Erdy McHenry was a daring choice for Independence Visitor Center, which commissioned the seasonal shelter, located directly across the mall lawn from its own building. The firm is known for its stylish, but often enormous, residential buildings, so it's interesting to see its sensibility applied on a Lilliputian scale.
The design team - Scott Erdy, David McHenry and Michael Brahler - crafted the $850,000 pavilion with the tolerances of a fine yacht, packing all the necessities of a cafe within the span of a 28-footer. Because the open-air structure pushes several feet beyond the plane of the mall's eastern wall, stepping inside feels like boarding a ship for a sail down Fifth Street.
You get a lovely tableside view of Christ Church's graveyard, carefully stage-managed to edit out the garage ramps below the cafe. Use of white oak for the floors, Eastern hemlock (Pennsylvania's state tree) for the walls, and a circular skylight further accentuates the nautical.
At night, when etched-glass panels are lined up to seal the building, they spell C-A-F-E - an irony that won't be lost on those who recall Venturi Scott Brown's early scheme for the mall, rejected for utilizing the forbidden tools of commercial architecture. That Erdy McHenry could get away with that bold graphic touch suggests Philadelphia's design sensibilities really must be maturing.
Like many recent Erdy McHenry buildings, the cafe is longer than it is tall, but on a shipping-container scale. While eschewing the mall's trademark red brick, the architects kept to the color scheme by cladding the exterior in Cor-Ten steel - the material used for Claes Oldenburg's The Clothespin - because it develops an earthy red coating of protective rust.
A thick outline of the rich, dark steel frames the rectangular cafe, just as the structure itself acts as a frame for the burial ground on one side, the mall on the other. Tables spill out into a garden, but it's a rather lazily designed landscape. The taut cafe structure would have been better served by more plantings with a stronger form, such as boxwood or a tall hedge.
In any case, it might be preferable to sit along Fifth Street, to avoid gazing at the ungainly visitor center, which looks increasingly like a suburban high school, especially now that its planting beds are overrun with weeds. It's a sorry sight for a national park.
Like the Al Fresco cafe, Cope Linder Architects' design for Cafe Cret, now under construction at 16th Street and the Parkway, can trace its roots to Laurie Olin's work at New York's Bryant Park. The Philadelphia landscape architect rescued that derelict public space in the late 1980s, when he reinterpreted its neoclassical plan and installed food kiosks around the perimeter that were designed in a Gilded Age style.
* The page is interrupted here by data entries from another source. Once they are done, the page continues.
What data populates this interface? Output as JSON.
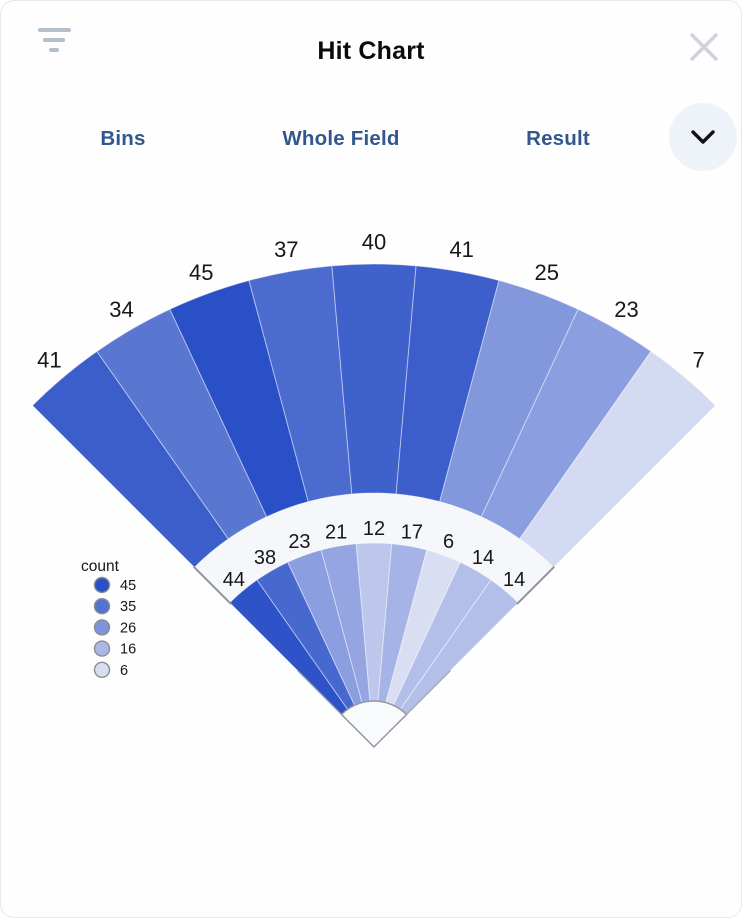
{
  "header": {
    "title": "Hit Chart",
    "filter_icon": "filter-lines-icon",
    "close_icon": "x-icon"
  },
  "tabs": [
    {
      "label": "Bins"
    },
    {
      "label": "Whole Field"
    },
    {
      "label": "Result"
    }
  ],
  "expand_control": {
    "icon": "chevron-down-icon"
  },
  "colors": {
    "tab_text": "#33568e",
    "title_text": "#0b0b0c",
    "filter_icon_gray": "#b4bfc9",
    "close_icon_gray": "#cfd3db",
    "chevron_button_bg": "#eef3fa",
    "chevron_glyph": "#111111",
    "band_fill": "#f5f7fb",
    "hole_fill": "#f8fafc",
    "edge_gray": "#8f949c",
    "wedge_separator": "rgba(255,255,255,0.45)"
  },
  "chart_data": {
    "type": "radial-fan",
    "title": "Hit Chart",
    "description": "Fan-shaped hit distribution chart with two concentric rings of 9 angular bins each, spanning 90 degrees; bin fill color encodes count.",
    "bins_per_ring": 9,
    "angle_span_degrees": 90,
    "outer_ring_values": [
      41,
      34,
      45,
      37,
      40,
      41,
      25,
      23,
      7
    ],
    "inner_ring_values": [
      44,
      38,
      23,
      21,
      12,
      17,
      6,
      14,
      14
    ],
    "legend": {
      "title": "count",
      "entries": [
        {
          "value": 45,
          "color": "#2a50c8"
        },
        {
          "value": 35,
          "color": "#5472d0"
        },
        {
          "value": 26,
          "color": "#7e93db"
        },
        {
          "value": 16,
          "color": "#aab7e7"
        },
        {
          "value": 6,
          "color": "#d9def2"
        }
      ],
      "position": "middle-left"
    }
  }
}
Paul Levy of the Center City District has applied the Bryant Park model to the Parkway, gradually improving the fixtures, crosswalks and its many small park spaces. After 3 Parkway was renovated, its owners offered $1 million to rescue the triangular island on their doorstep, which, like Bryant Park, had become a derelicts' hangout.
For the $1.4 million construction project, Cope Linder's Robert F. Keppel took his design cues directly from Bryant Park. The cafe's vaguely Victorian hip roof will be green, to match the streetlights and blend in with the site's shady London plane trees. Because the walls will be folding-glass panels, the structure will almost vanish when the windows are open. A broad brick-and-concrete apron will enable the cafe to seat 90 and offer a straight-on view of City Hall's tower.
Cafe Cret (named for Parkway designer Paul Cret) isn't as daring as the Erdy McHenry design, but given its location at the entrance to the Parkway, it's likely to be a big draw when it opens in September. Philadelphians have been waiting a long time for a quiet place to relax on their Parkway.
Changing Skyline: If You Go
Independence Al Fresco Cafe is currently open from 11 a.m. to 5 p.m. daily, but hours may be extended as the summer progresses. The cafe is located on the middle block of Independence Mall, along the Fifth Street edge between Market and Arch Streets.